-
Type: Improvement
-
Resolution: Unresolved
-
Priority: Major - P3
-
None
-
Affects Version/s: None
-
Component/s: None
-
Server Programmability
We're using futexes to wait on an atomic in the TicketPool, which is a component of the Execution Control rate-limiter and scheduler. This is how we queue waiters and wake them up when a ticket is available.
The problem is that this wait is not interruptible by the MongoDB interruption mechanism, which just sets an atomic flag. To work around that problem, we wait for 500ms and then re-queue.
If we enter a state where most operations queue for more than 500ms, we'll likely enter an undesirable metastable failure state where every operation is queueing, timing out, and re-queueing, which does extra context switching and wastes CPU. 500ms is a lot, but when there are thousands of client threads, this could be problematic.
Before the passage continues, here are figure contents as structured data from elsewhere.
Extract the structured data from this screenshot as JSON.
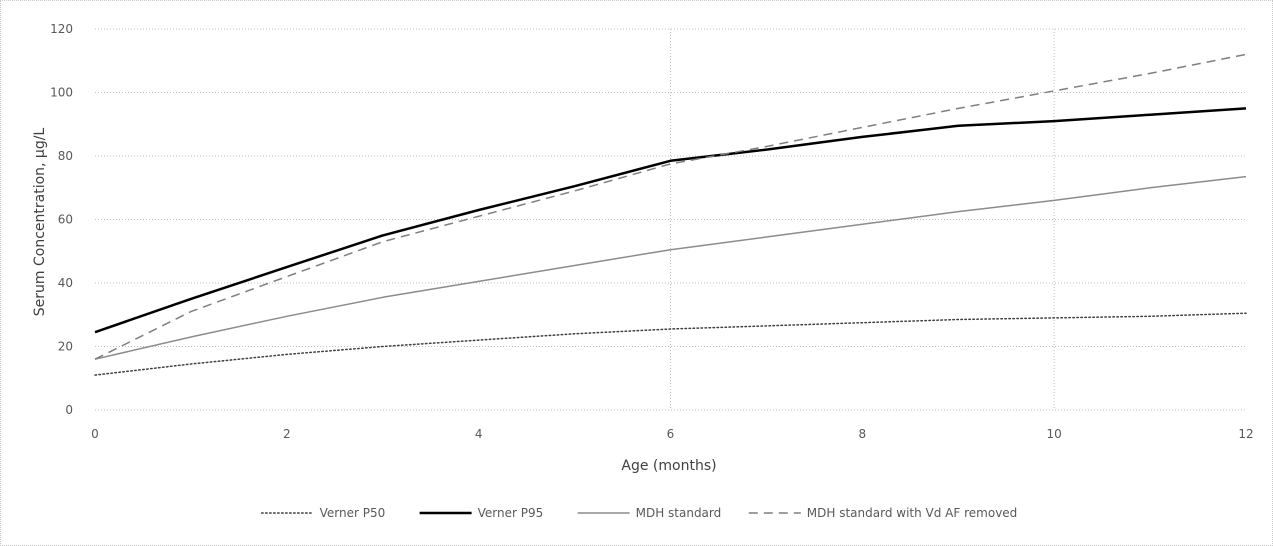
{
  "chart_data": {
    "type": "line",
    "title": "",
    "xlabel": "Age (months)",
    "ylabel": "Serum Concentration, µg/L",
    "xlim": [
      0,
      12
    ],
    "ylim": [
      0,
      120
    ],
    "x_ticks": [
      "0",
      "2",
      "4",
      "6",
      "8",
      "10",
      "12"
    ],
    "y_ticks": [
      "0",
      "20",
      "40",
      "60",
      "80",
      "100",
      "120"
    ],
    "grid": "horizontal dotted; vertical at 6 and 10",
    "legend_position": "bottom",
    "series": [
      {
        "name": "Verner P50",
        "style": "dotted",
        "color": "#404040",
        "x": [
          0,
          1,
          2,
          3,
          4,
          5,
          6,
          7,
          8,
          9,
          10,
          11,
          12
        ],
        "y": [
          11,
          14.5,
          17.5,
          20,
          22,
          24,
          25.5,
          26.5,
          27.5,
          28.5,
          29,
          29.5,
          30.5
        ]
      },
      {
        "name": "Verner P95",
        "style": "solid-thick",
        "color": "#000000",
        "x": [
          0,
          1,
          2,
          3,
          4,
          5,
          6,
          7,
          8,
          9,
          10,
          11,
          12
        ],
        "y": [
          24.5,
          35,
          45,
          55,
          63,
          70.5,
          78.5,
          82,
          86,
          89.5,
          91,
          93,
          95
        ]
      },
      {
        "name": "MDH standard",
        "style": "solid-thin",
        "color": "#8c8c8c",
        "x": [
          0,
          1,
          2,
          3,
          4,
          5,
          6,
          7,
          8,
          9,
          10,
          11,
          12
        ],
        "y": [
          16,
          23,
          29.5,
          35.5,
          40.5,
          45.5,
          50.5,
          54.5,
          58.5,
          62.5,
          66,
          70,
          73.5
        ]
      },
      {
        "name": "MDH standard with Vd AF removed",
        "style": "dashed",
        "color": "#7f7f7f",
        "x": [
          0,
          1,
          2,
          3,
          4,
          5,
          6,
          7,
          8,
          9,
          10,
          11,
          12
        ],
        "y": [
          16,
          31,
          42,
          53,
          61,
          69,
          77.5,
          83,
          89,
          95,
          100.5,
          106,
          112
        ]
      }
    ]
  }
}
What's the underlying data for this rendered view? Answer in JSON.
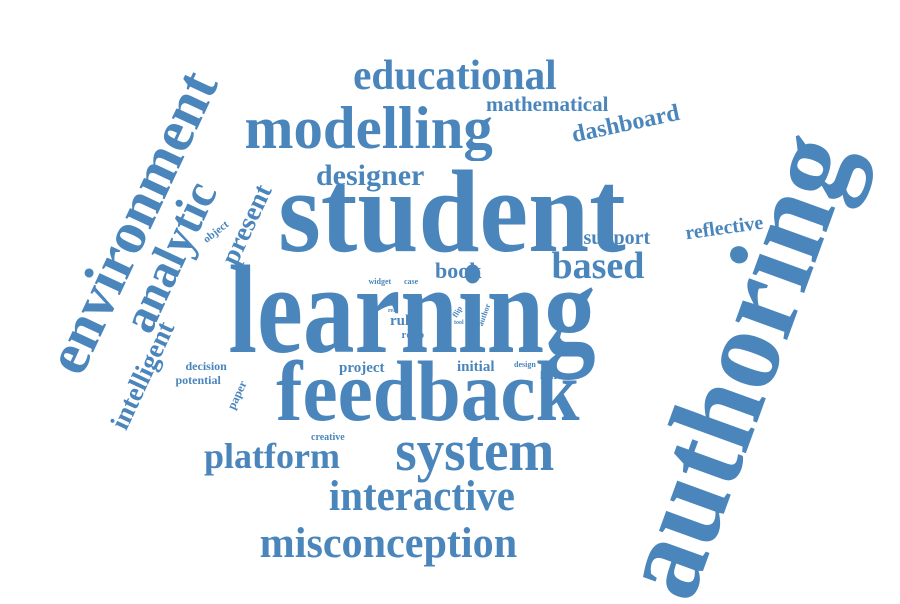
{
  "theme": {
    "word_color": "#4a86bc",
    "background": "#ffffff"
  },
  "words": [
    "student",
    "learning",
    "feedback",
    "authoring",
    "environment",
    "modelling",
    "system",
    "educational",
    "misconception",
    "interactive",
    "platform",
    "analytic",
    "based",
    "dashboard",
    "mathematical",
    "designer",
    "intelligent",
    "present",
    "support",
    "reflective",
    "book",
    "project",
    "initial",
    "decision",
    "potential",
    "paper",
    "creative",
    "object",
    "widget",
    "case",
    "rule",
    "rdap",
    "author",
    "real",
    "flip",
    "tool",
    "design",
    "learner"
  ]
}
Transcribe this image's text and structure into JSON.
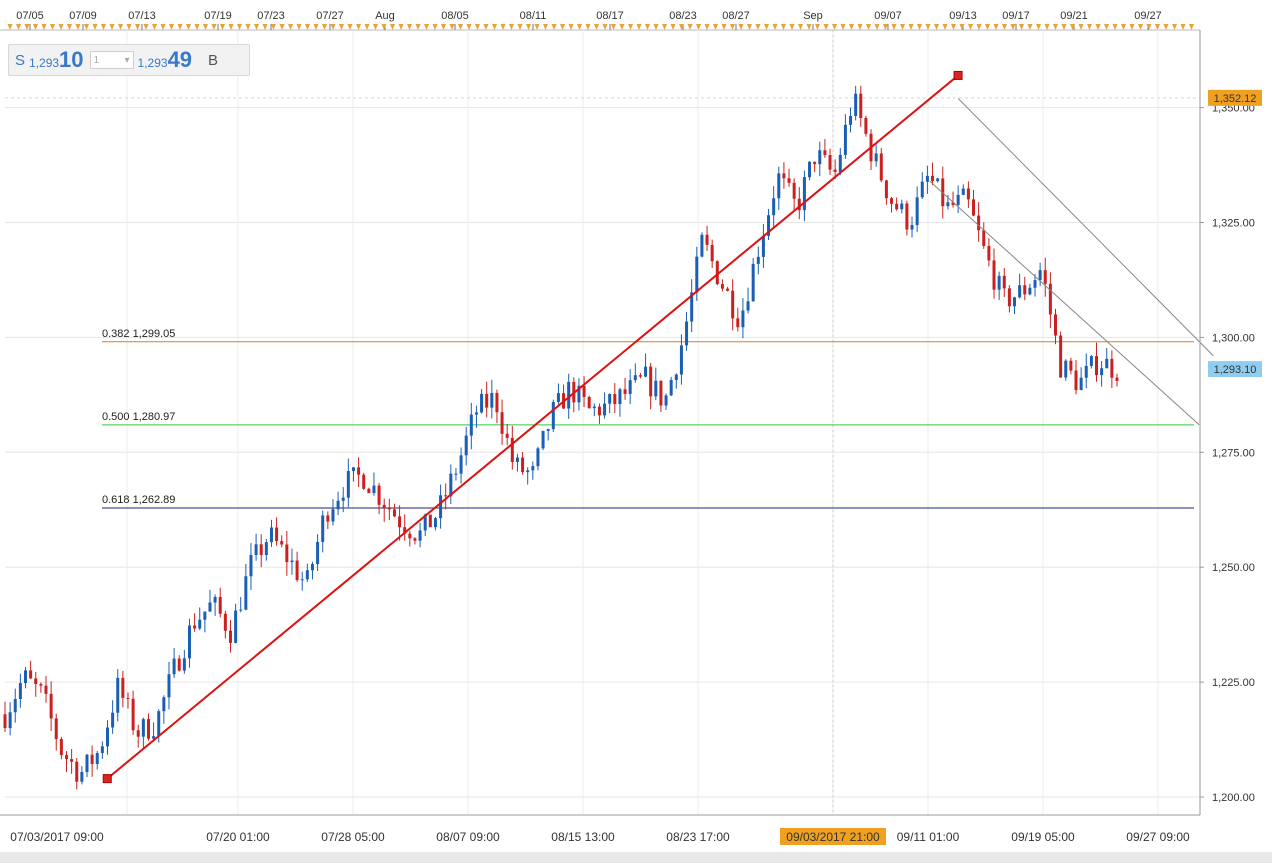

It would be nice to have a version of OperationContext::waitForAtomicOrInterrupt. The futex syscall supports waiting on multiple atomics at once, so I don't believe this would be complicated to support. Our error codes are all less than the uint32_t max value. One challenge is that just using a futex would circumvent the existing behavior of waitForConditionOrInterrupt, which allows waiters to actively participate in network IO. That said, the ticketholder today is already not participating in this system, so this would not be a change of behavior.